Select the proper order from least to greatest for [tex]\( \frac{2}{3}, \frac{7}{6}, \frac{1}{8}, \frac{9}{10} \)[/tex].

A. [tex]\( \frac{2}{3}, \frac{9}{10}, \frac{7}{6}, \frac{1}{8} \)[/tex]

B. [tex]\( \frac{7}{6}, \frac{9}{10}, \frac{2}{3}, \frac{1}{8} \)[/tex]

C. [tex]\( \frac{1}{8}, \frac{9}{10}, \frac{7}{6}, \frac{2}{3} \)[/tex]

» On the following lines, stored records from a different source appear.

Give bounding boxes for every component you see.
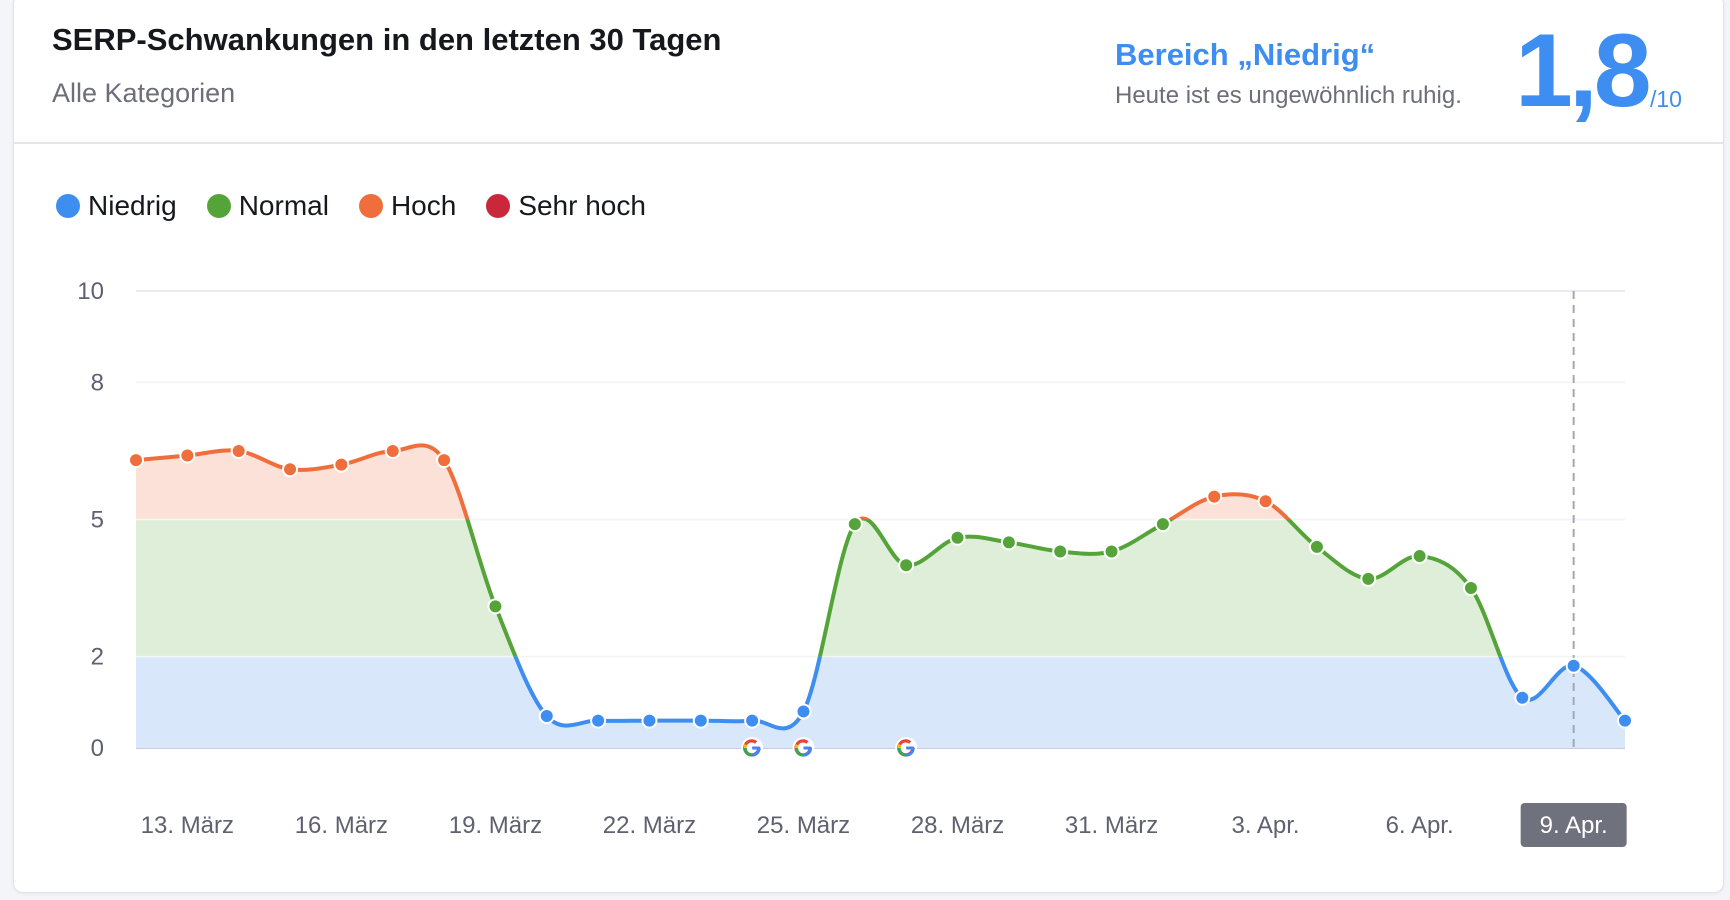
google-update-icon[interactable] bbox=[741, 737, 764, 759]
highlighted-date-badge bbox=[1520, 803, 1627, 847]
data-point[interactable]: 25. März: 0.8 bbox=[795, 703, 812, 720]
data-point[interactable]: 10. Apr.: 0.6 bbox=[1617, 712, 1633, 729]
x-tick-label: 9. Apr. bbox=[1540, 812, 1608, 839]
x-tick-label: 19. März bbox=[449, 812, 542, 839]
data-point[interactable]: 1. Apr.: 4.9 bbox=[1154, 516, 1171, 533]
data-point[interactable]: 29. März: 4.5 bbox=[1000, 534, 1017, 551]
data-point[interactable]: 31. März: 4.3 bbox=[1103, 543, 1120, 560]
data-point[interactable]: 6. Apr.: 4.2 bbox=[1411, 548, 1428, 565]
data-point[interactable]: 23. März: 0.6 bbox=[692, 712, 709, 729]
legend-item-normal[interactable]: Normal bbox=[206, 190, 329, 222]
x-tick-label: 6. Apr. bbox=[1386, 812, 1454, 839]
data-point[interactable]: 18. März: 6.3 bbox=[436, 452, 453, 469]
x-tick-label: 3. Apr. bbox=[1232, 812, 1300, 839]
data-point[interactable]: 13. März: 6.4 bbox=[179, 447, 196, 464]
data-point[interactable]: 16. März: 6.2 bbox=[333, 456, 350, 473]
google-update-icon[interactable] bbox=[895, 737, 918, 759]
y-tick-label: 2 bbox=[91, 644, 104, 671]
data-point[interactable]: 26. März: 4.9 bbox=[846, 516, 863, 533]
range-label: Bereich „Niedrig“ bbox=[1115, 37, 1376, 72]
legend-item-low[interactable]: Niedrig bbox=[56, 190, 177, 222]
data-point[interactable]: 22. März: 0.6 bbox=[641, 712, 658, 729]
category-subtitle: Alle Kategorien bbox=[52, 78, 236, 108]
data-point[interactable]: 14. März: 6.5 bbox=[230, 442, 247, 459]
legend-item-very-high[interactable]: Sehr hoch bbox=[486, 190, 646, 222]
data-point[interactable]: 28. März: 4.6 bbox=[949, 529, 966, 546]
data-point[interactable]: 8. Apr.: 1.1 bbox=[1514, 689, 1531, 706]
data-point[interactable]: 20. März: 0.7 bbox=[538, 708, 555, 725]
score-max: /10 bbox=[1650, 86, 1682, 112]
data-point[interactable]: 7. Apr.: 3.5 bbox=[1462, 580, 1479, 597]
card-title: SERP-Schwankungen in den letzten 30 Tage… bbox=[52, 22, 722, 57]
data-point[interactable]: 27. März: 4 bbox=[898, 557, 915, 574]
data-point[interactable]: 21. März: 0.6 bbox=[590, 712, 607, 729]
data-point[interactable]: 15. März: 6.1 bbox=[282, 461, 299, 478]
chart-legend: Niedrig Normal Hoch Sehr hoch bbox=[56, 190, 646, 222]
data-point[interactable]: 24. März: 0.6 bbox=[744, 712, 761, 729]
range-description: Heute ist es ungewöhnlich ruhig. bbox=[1115, 82, 1462, 109]
data-point[interactable]: 17. März: 6.5 bbox=[384, 442, 401, 459]
data-point[interactable]: 2. Apr.: 5.5 bbox=[1206, 488, 1223, 505]
series-line-normal bbox=[465, 519, 1503, 657]
x-tick-label: 25. März bbox=[757, 812, 850, 839]
x-tick-label: 28. März bbox=[911, 812, 1004, 839]
y-tick-label: 5 bbox=[91, 507, 104, 534]
data-point[interactable]: 4. Apr.: 4.4 bbox=[1308, 538, 1325, 555]
x-tick-label: 16. März bbox=[295, 812, 388, 839]
google-update-icon[interactable] bbox=[792, 737, 815, 759]
y-tick-label: 0 bbox=[91, 735, 104, 762]
data-point[interactable]: 19. März: 3.1 bbox=[487, 598, 504, 615]
data-point[interactable]: 12. März: 6.3 bbox=[128, 452, 144, 469]
y-tick-label: 8 bbox=[91, 369, 104, 396]
legend-dot bbox=[56, 194, 80, 218]
area-fill-high bbox=[136, 445, 1289, 520]
legend-dot bbox=[206, 194, 231, 218]
legend-dot bbox=[358, 194, 383, 218]
data-point[interactable]: 3. Apr.: 5.4 bbox=[1257, 493, 1274, 510]
data-point[interactable]: 5. Apr.: 3.7 bbox=[1360, 570, 1377, 587]
data-point[interactable]: 9. Apr.: 1.8 bbox=[1565, 657, 1582, 674]
data-point[interactable]: 30. März: 4.3 bbox=[1052, 543, 1069, 560]
legend-dot bbox=[486, 194, 511, 218]
area-fill-low bbox=[136, 656, 1625, 748]
x-tick-label: 13. März bbox=[141, 812, 234, 839]
y-tick-label: 10 bbox=[77, 278, 104, 305]
score-value: 1,8 bbox=[1515, 13, 1652, 129]
x-tick-label: 22. März bbox=[603, 812, 696, 839]
x-tick-label: 31. März bbox=[1065, 812, 1158, 839]
legend-item-high[interactable]: Hoch bbox=[358, 190, 456, 222]
header-divider bbox=[13, 142, 1723, 144]
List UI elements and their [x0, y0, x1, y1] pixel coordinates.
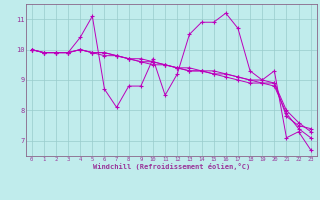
- X-axis label: Windchill (Refroidissement éolien,°C): Windchill (Refroidissement éolien,°C): [92, 163, 250, 170]
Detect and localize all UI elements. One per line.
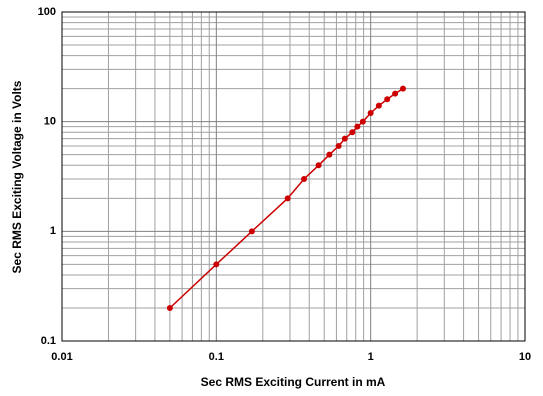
- y-tick-label: 0.1: [41, 335, 56, 347]
- point: [359, 118, 366, 125]
- point: [315, 162, 322, 169]
- point: [392, 90, 399, 97]
- x-tick-label: 0.1: [209, 351, 224, 363]
- point: [284, 195, 291, 202]
- point: [349, 129, 356, 136]
- point: [341, 135, 348, 142]
- point: [213, 261, 220, 268]
- x-tick-label: 1: [368, 351, 374, 363]
- y-tick-label: 100: [38, 6, 56, 18]
- point: [248, 228, 255, 235]
- point: [354, 123, 361, 130]
- point: [326, 151, 333, 158]
- point: [384, 96, 391, 103]
- point: [335, 142, 342, 149]
- y-tick-label: 1: [50, 225, 56, 237]
- x-axis-label: Sec RMS Exciting Current in mA: [201, 375, 386, 389]
- y-axis-label: Sec RMS Exciting Voltage in Volts: [10, 80, 24, 273]
- point: [166, 304, 173, 311]
- point: [400, 85, 407, 92]
- x-tick-label: 10: [519, 351, 531, 363]
- y-tick-label: 10: [44, 116, 56, 128]
- point: [301, 176, 308, 183]
- point: [375, 102, 382, 109]
- plot-frame: [61, 11, 526, 342]
- point: [367, 109, 374, 116]
- x-tick-label: 0.01: [51, 351, 72, 363]
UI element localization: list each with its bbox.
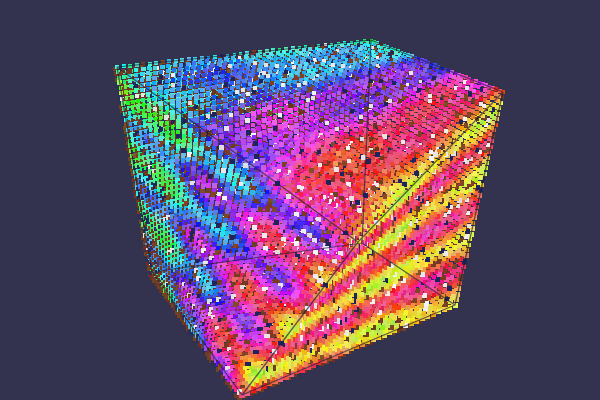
scatter3d-canvas[interactable] xyxy=(0,0,600,400)
3d-viewport xyxy=(0,0,600,400)
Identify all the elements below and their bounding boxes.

D. [tex]\( \frac{1}{8}, \frac{2}{3}, \frac{9}{10}, \frac{7}{6} \)[/tex]



Answer :

To determine the proper order from least to greatest for the fractions [tex]\( \frac{2}{3}, \frac{7}{6}, \frac{1}{8}, \frac{9}{10} \)[/tex], let's compare their decimal equivalents.

- [tex]\( \frac{2}{3} \approx 0.6667 \)[/tex]
- [tex]\( \frac{7}{6} \approx 1.1667 \)[/tex]
- [tex]\( \frac{1}{8} = 0.125 \)[/tex]
- [tex]\( \frac{9}{10} = 0.9 \)[/tex]

By comparing these decimal values, we can arrange the fractions in ascending order:

1. [tex]\( \frac{1}{8} \approx 0.125 \)[/tex]
2. [tex]\( \frac{2}{3} \approx 0.6667 \)[/tex]
3. [tex]\( \frac{9}{10} = 0.9 \)[/tex]
4. [tex]\( \frac{7}{6} \approx 1.1667 \)[/tex]

Therefore, the proper order from least to greatest is [tex]\( \frac{1}{8}, \frac{2}{3}, \frac{9}{10}, \frac{7}{6} \)[/tex].

The correct answer is:

D. [tex]\( \frac{1}{8}, \frac{2}{3}, \frac{9}{10}, \frac{7}{6} \)[/tex].